Haake was elected national president of the Veterans of Foreign Wars of the United States Auxiliary at its 106th National Convention in Orlando, Fla., on July 24. Since then, she has been traveling from her home in Kahului, Hawaii, to visit VFW posts in all 50 states.

Haake’s visit at the VFW Post 7687 in Chesapeake City was her seventh stop on her tour of the U.S.

Cheri Brown, president of the VFW Post 7687 Auxiliary, was pleased to have Haake visiting a post in Cecil County.

“We are so excited and honored to host our National President Peggy Haake at our Post 7687,” Brown said. “Peggy travels to every state and we are proud to have this event for her. Our members are an awesome group of women and men who work together to help veterans, their families and the community.”

JoAnne Bierly, a member of the V.F.W. Post 8185 Auxiliary in Port Deposit, said it was an honor that Haake was visiting a VFW post in Cecil County, and that her Maryland visit was toward the front of her tour.

“There’s 23 counties in Maryland, so to choose Cecil County, which is way up in the corner away from everyone, [is an honor] … It’s a nice event and great for Cecil County that she would come all the way from Hawaii to our county,” Bierly said.
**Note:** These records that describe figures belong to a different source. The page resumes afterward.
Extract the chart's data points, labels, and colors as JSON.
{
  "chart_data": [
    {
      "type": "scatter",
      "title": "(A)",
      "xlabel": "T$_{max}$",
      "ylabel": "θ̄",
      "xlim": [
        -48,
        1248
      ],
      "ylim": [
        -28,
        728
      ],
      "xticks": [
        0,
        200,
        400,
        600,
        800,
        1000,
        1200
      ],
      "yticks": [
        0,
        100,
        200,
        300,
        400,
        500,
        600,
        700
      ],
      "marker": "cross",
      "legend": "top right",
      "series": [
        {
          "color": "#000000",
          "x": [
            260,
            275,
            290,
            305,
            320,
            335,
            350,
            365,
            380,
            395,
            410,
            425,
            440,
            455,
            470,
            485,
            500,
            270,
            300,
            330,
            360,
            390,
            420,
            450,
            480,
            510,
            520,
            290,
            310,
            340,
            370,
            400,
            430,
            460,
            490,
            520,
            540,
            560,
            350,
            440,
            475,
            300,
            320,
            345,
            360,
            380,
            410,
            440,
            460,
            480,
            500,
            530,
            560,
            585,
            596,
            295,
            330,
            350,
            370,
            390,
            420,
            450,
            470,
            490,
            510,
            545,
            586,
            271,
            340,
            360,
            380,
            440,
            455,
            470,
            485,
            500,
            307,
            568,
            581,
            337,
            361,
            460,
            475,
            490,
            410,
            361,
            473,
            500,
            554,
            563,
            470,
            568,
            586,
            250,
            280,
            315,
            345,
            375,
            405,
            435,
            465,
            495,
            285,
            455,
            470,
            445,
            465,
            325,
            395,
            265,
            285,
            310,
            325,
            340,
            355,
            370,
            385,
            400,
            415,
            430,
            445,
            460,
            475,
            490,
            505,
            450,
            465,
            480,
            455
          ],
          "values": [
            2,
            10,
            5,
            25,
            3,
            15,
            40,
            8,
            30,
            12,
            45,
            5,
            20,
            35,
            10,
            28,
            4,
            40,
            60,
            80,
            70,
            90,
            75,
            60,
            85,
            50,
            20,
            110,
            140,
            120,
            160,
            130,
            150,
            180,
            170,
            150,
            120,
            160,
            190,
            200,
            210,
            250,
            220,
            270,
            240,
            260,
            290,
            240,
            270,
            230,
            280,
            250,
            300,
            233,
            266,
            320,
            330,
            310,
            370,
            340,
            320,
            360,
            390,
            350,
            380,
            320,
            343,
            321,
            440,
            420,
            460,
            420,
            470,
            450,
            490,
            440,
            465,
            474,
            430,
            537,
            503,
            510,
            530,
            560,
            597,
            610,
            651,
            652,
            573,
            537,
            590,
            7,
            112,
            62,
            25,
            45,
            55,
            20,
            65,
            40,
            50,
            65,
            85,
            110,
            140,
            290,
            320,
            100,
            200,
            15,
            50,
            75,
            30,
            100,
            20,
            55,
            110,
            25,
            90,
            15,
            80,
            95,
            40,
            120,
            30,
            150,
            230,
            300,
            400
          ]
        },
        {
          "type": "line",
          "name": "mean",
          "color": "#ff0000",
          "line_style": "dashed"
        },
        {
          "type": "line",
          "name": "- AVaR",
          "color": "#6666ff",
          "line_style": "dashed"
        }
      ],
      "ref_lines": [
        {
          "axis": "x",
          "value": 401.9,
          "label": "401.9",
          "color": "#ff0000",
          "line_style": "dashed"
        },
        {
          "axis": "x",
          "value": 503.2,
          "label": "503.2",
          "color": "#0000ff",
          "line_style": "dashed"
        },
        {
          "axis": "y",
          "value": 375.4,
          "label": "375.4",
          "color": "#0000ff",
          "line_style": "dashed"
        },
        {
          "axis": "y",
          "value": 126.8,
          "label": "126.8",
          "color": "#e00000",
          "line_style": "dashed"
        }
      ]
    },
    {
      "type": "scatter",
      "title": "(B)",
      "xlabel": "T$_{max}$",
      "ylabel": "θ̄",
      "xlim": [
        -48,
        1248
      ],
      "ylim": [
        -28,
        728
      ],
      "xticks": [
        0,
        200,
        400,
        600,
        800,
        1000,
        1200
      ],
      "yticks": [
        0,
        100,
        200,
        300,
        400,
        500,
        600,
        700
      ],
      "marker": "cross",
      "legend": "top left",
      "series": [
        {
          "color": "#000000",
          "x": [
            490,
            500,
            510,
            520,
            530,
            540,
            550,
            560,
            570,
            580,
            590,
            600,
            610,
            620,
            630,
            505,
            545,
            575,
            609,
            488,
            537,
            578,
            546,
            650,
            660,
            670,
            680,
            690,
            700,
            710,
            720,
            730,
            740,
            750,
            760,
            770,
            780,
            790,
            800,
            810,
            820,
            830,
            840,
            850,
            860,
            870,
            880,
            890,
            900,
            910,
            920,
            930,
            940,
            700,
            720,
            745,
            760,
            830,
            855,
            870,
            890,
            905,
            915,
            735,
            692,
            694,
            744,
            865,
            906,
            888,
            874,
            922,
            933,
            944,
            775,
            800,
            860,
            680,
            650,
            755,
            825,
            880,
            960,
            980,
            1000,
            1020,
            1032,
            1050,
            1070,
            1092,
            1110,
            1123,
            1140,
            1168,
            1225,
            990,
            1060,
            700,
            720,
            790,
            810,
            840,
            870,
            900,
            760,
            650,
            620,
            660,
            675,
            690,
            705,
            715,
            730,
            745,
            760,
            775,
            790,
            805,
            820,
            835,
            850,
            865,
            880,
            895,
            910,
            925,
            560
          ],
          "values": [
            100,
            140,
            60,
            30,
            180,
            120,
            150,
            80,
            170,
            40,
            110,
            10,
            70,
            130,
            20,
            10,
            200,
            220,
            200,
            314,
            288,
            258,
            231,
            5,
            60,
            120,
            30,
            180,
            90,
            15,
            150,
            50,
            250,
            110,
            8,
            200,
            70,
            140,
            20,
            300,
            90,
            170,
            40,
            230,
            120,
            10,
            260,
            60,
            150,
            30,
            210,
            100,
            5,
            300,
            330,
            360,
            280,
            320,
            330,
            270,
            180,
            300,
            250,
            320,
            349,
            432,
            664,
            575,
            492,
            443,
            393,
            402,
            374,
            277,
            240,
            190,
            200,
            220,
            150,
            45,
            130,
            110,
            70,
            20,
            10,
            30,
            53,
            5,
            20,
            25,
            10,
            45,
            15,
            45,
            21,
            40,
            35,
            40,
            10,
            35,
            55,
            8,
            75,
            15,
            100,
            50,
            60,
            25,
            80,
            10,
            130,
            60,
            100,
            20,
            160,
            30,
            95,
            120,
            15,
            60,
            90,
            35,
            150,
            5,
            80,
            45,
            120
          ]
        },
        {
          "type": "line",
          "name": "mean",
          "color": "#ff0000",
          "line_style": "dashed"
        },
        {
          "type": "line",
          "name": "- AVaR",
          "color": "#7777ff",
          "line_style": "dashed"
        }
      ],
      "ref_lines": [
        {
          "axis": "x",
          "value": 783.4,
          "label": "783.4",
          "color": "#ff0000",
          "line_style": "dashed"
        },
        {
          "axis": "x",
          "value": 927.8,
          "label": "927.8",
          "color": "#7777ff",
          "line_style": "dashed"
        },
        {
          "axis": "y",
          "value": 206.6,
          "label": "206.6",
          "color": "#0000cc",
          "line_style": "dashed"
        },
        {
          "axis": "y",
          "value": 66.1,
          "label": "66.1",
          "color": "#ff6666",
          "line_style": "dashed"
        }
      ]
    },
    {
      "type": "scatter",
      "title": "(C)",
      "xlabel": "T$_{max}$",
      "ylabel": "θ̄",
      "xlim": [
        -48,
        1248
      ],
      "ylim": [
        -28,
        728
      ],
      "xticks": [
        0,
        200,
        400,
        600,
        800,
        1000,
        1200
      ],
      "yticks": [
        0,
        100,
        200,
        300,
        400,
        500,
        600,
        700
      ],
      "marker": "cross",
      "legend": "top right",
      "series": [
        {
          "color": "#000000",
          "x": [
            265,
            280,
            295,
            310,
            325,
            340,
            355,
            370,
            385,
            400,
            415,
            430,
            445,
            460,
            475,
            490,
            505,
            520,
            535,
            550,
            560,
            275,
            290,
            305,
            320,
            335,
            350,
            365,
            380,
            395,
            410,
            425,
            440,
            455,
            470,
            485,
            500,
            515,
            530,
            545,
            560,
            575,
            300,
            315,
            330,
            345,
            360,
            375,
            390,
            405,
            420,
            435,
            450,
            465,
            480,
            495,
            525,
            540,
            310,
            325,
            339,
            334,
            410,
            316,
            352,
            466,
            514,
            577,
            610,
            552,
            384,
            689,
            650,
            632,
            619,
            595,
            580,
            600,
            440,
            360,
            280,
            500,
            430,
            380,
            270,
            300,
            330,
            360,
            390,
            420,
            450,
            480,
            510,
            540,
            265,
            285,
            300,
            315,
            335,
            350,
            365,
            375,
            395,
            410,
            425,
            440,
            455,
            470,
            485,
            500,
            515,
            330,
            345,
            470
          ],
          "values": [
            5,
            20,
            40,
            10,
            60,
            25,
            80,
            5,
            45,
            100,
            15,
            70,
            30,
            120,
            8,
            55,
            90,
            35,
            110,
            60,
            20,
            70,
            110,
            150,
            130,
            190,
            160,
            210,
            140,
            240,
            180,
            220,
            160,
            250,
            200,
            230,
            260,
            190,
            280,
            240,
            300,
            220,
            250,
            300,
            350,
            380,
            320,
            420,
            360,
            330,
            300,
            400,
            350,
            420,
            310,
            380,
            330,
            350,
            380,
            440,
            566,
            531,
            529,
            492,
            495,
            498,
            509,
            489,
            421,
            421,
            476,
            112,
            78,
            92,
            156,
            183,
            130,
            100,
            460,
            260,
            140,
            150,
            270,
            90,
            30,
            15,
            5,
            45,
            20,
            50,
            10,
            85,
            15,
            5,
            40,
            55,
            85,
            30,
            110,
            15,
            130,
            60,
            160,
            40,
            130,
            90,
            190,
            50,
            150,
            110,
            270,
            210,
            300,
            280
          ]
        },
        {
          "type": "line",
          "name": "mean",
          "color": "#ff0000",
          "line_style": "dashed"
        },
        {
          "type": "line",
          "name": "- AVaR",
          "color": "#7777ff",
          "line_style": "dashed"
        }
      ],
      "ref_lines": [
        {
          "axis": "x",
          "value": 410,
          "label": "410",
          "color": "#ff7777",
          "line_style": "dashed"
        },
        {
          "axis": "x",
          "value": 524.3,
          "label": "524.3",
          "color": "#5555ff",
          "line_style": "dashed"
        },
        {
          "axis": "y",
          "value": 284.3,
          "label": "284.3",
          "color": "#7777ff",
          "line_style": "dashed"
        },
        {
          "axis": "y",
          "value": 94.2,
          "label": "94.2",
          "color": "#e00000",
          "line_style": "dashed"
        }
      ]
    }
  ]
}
While traveling around the country, Haake said each state has its own approach to running their local posts, but that it all comes back to a common mission: supporting the veterans and military service members who helped protect the nation.

“Every state has their unique criteria, but it’s all for the same purpose,” she said.

Born in Arkansas, Haake said she and her family moved whenever her father, who served in the U.S. Army, was stationed someplace new.

Haake’s husband was born and raised in Hawaii, and also served in the military. When he retired in 1975, the couple moved to Maui and has lived there ever since.

Now, as the leader of the national VFW Auxiliary, Haake said her motto is “Serving our veterans with ‘aloha,’” referring to a Hawaiian word that is often used as a greeting but also has a deeper meaning.

As the organization’s president, Haake said she wants to emphasize the virtues of “aloha” in her work.

“Aloha means a lot of things,” she said. “One of them is kindness and love, caring, helpful, that type of thing. I’m stressing that and stressing one team, one family with our VFW counterparts.”

Haake said the VFW Auxiliary helps advocate for the needs of veterans nationwide.

“We go to D.C. and meet with the legislators and help them promote the benefits that we need to have approved and passed on the national level,” she said.

The VFW also runs youth programs and scholarships, such as the annual Voice of Democracy audio-essay program which welcomes submissions from high school students on topics related to democracy and patriotism. Students who participate in that program enter to win a share of $2.1 million in educational scholarships and incentives — and participants don’t have to be the child of a veteran child to enter, according to Haake.

“It can be anyone in the school that can apply for that,” she said. “We just work through our programs and help everybody.”

Whether they are part of a local VFW or VFW Auxiliary, or they just want to lend their support, Haake encouraged people to get involved with giving back to veterans.

“Support the veterans no matter where you are,” she said. “They like to be appreciated. They need to be appreciated because they keep us free.”